I’m not saying that this stuff is unsafe. I’m just saying that I don’t really know, and it seems no one really knows. I’m not going to run faster, or jump higher. I won’t be able to manipulate metal or teleport from one place to another. So there’s no real personal benefit to me. The only thing we do really know is that rats get organ failure. So, until there’s more info about it all, I’m not feeding it to my kids. Really, I don’t care if Walmart decides to sell it or not. At least where I live, Walmart isn’t where you go for produce anyway, but it would make me feel just a little bit better to not have to worry about avoiding it. In fact, I rescind my last statement. I probably won’t buy produce anywhere that does sell it, just because I’m too lazy to read the non-existent fine print on the produce signs.

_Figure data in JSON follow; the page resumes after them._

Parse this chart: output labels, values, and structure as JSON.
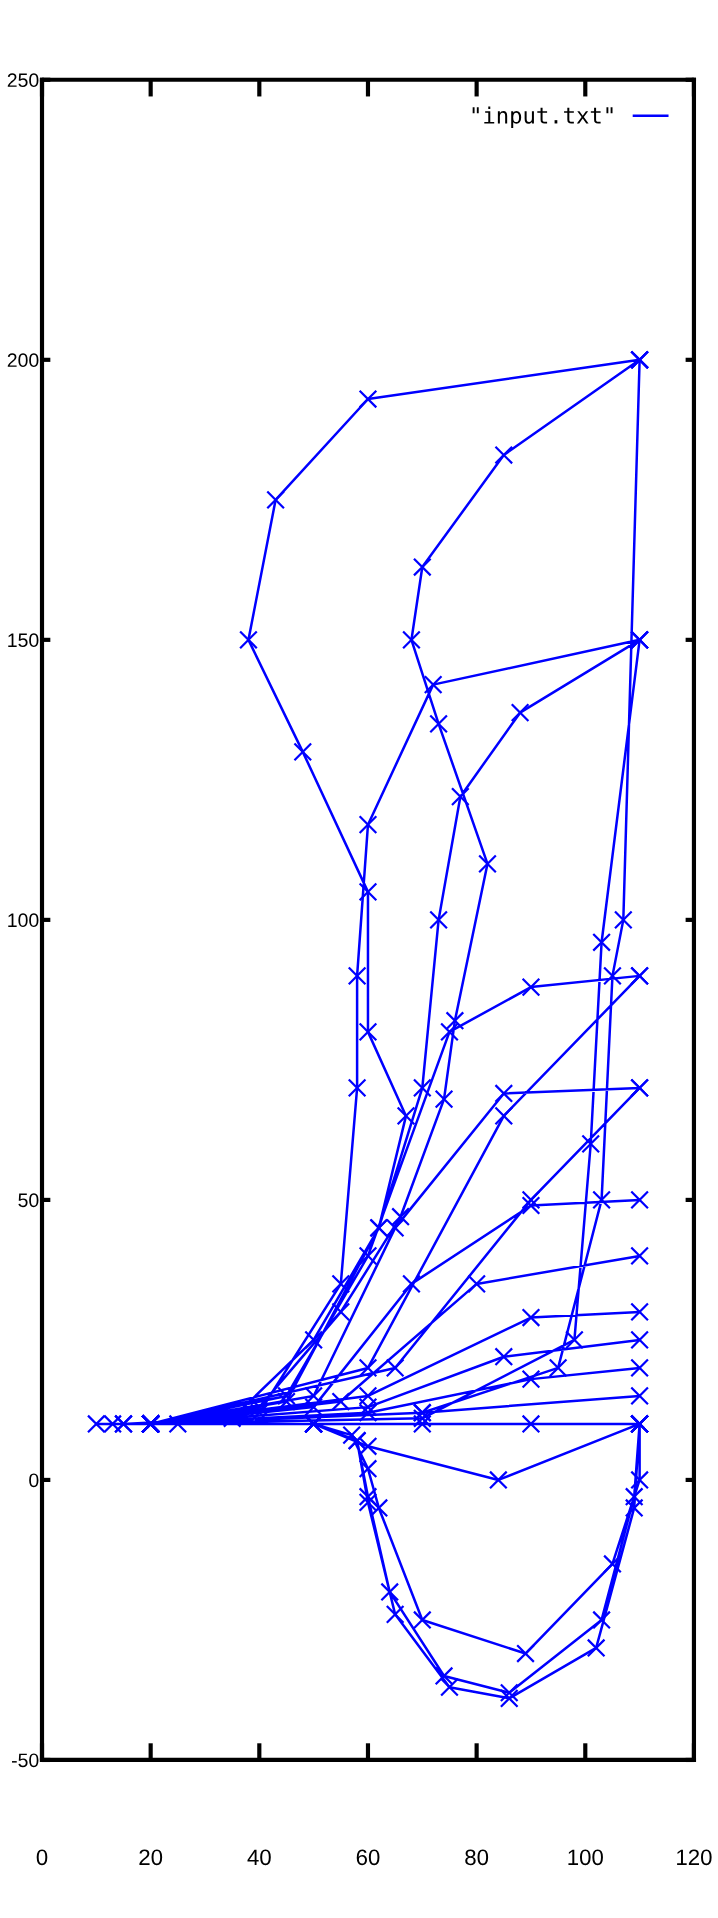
{
  "chart_data": {
    "type": "line",
    "xlim": [
      0,
      120
    ],
    "ylim": [
      -50,
      250
    ],
    "xticks": [
      0,
      20,
      40,
      60,
      80,
      100,
      120
    ],
    "yticks": [
      -50,
      0,
      50,
      100,
      150,
      200,
      250
    ],
    "grid": false,
    "legend": "top right",
    "marker": "cross",
    "line_style": "solid",
    "series": [
      {
        "name": "\"input.txt\"",
        "color": "#0000ff",
        "x": [
          15,
          35,
          50,
          62,
          67,
          60,
          60,
          48,
          38,
          43,
          60,
          110,
          null,
          20,
          40,
          55,
          66,
          74,
          76,
          82,
          73,
          68,
          70,
          85,
          110,
          null,
          20,
          70,
          95,
          103,
          105,
          107,
          110,
          null,
          20,
          70,
          98,
          101,
          103,
          110,
          null,
          20,
          40,
          55,
          58,
          58,
          60,
          72,
          110,
          null,
          20,
          45,
          62,
          70,
          73,
          77,
          88,
          110,
          null,
          20,
          45,
          60,
          75,
          90,
          110,
          null,
          20,
          60,
          85,
          110,
          null,
          20,
          50,
          65,
          85,
          110,
          null,
          20,
          65,
          90,
          110,
          null,
          20,
          50,
          68,
          90,
          110,
          null,
          20,
          55,
          80,
          110,
          null,
          20,
          60,
          90,
          110,
          null,
          20,
          60,
          85,
          110,
          null,
          20,
          60,
          90,
          110,
          null,
          20,
          70,
          110,
          null,
          10,
          13,
          15,
          25,
          50,
          70,
          90,
          110,
          null,
          20,
          50,
          60,
          84,
          110,
          null,
          20,
          50,
          57,
          60,
          62,
          70,
          89,
          105,
          110,
          110,
          null,
          20,
          50,
          58,
          60,
          64,
          74,
          86,
          103,
          109,
          110,
          null,
          20,
          50,
          58,
          60,
          65,
          75,
          86,
          102,
          109,
          110
        ],
        "values": [
          10,
          11,
          25,
          45,
          65,
          80,
          105,
          130,
          150,
          175,
          193,
          200,
          null,
          10,
          13,
          30,
          47,
          68,
          82,
          110,
          135,
          150,
          163,
          183,
          200,
          null,
          10,
          12,
          20,
          50,
          90,
          100,
          200,
          null,
          10,
          11,
          25,
          60,
          96,
          150,
          null,
          10,
          12,
          35,
          70,
          90,
          117,
          142,
          150,
          null,
          10,
          14,
          45,
          70,
          100,
          122,
          137,
          150,
          null,
          10,
          15,
          40,
          80,
          88,
          90,
          null,
          10,
          20,
          65,
          90,
          null,
          10,
          15,
          45,
          69,
          70,
          null,
          10,
          20,
          50,
          70,
          null,
          10,
          13,
          35,
          49,
          50,
          null,
          10,
          14,
          35,
          40,
          null,
          10,
          15,
          29,
          30,
          null,
          10,
          13,
          22,
          25,
          null,
          10,
          12,
          18,
          20,
          null,
          10,
          12,
          15,
          null,
          10,
          10,
          10,
          10,
          10,
          10,
          10,
          10,
          null,
          10,
          10,
          6,
          0,
          10,
          null,
          10,
          10,
          8,
          2,
          -5,
          -25,
          -31,
          -15,
          0,
          10,
          null,
          10,
          10,
          7,
          -3,
          -20,
          -35,
          -38,
          -25,
          -3,
          10,
          null,
          10,
          10,
          7,
          -4,
          -24,
          -37,
          -39,
          -30,
          -5,
          10
        ]
      }
    ]
  }
}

I mean, I know that Monsanto is GMO, but there are all kinds of veggies being modified this way, and I didn’t spend the last two years on my Little G just to feed her something that could send her into organ failure. I don’t love that way.
What do you guys think about GMO?

Leave a comment


  1. Willlie

     /  February 11, 2012

    What is’nt considered is tha tthe genetically modified vegetables are grown out where their pollen is free to cross pollinate with regular crops that repeat the cycle. So, how many so called non-modified crops are actually modified? Are we going to close the barn door after the horses have bolted?

  2. Stay completely far far away from GMO products at all costs. They have not been tested properly, and when they are , there is proof that the studies are manipulated to give a positive report. check out this crazy documentary thats gone viral:

    also check out my blog when you get a chance:

  3. I’m not surprised at manipulated reports on GMO foods, but Willie makes a good point. What about the cross pollination that occurs between GMO and non-GMO crops? This whole GMO issue could be having a greater impact that we’re even aware of.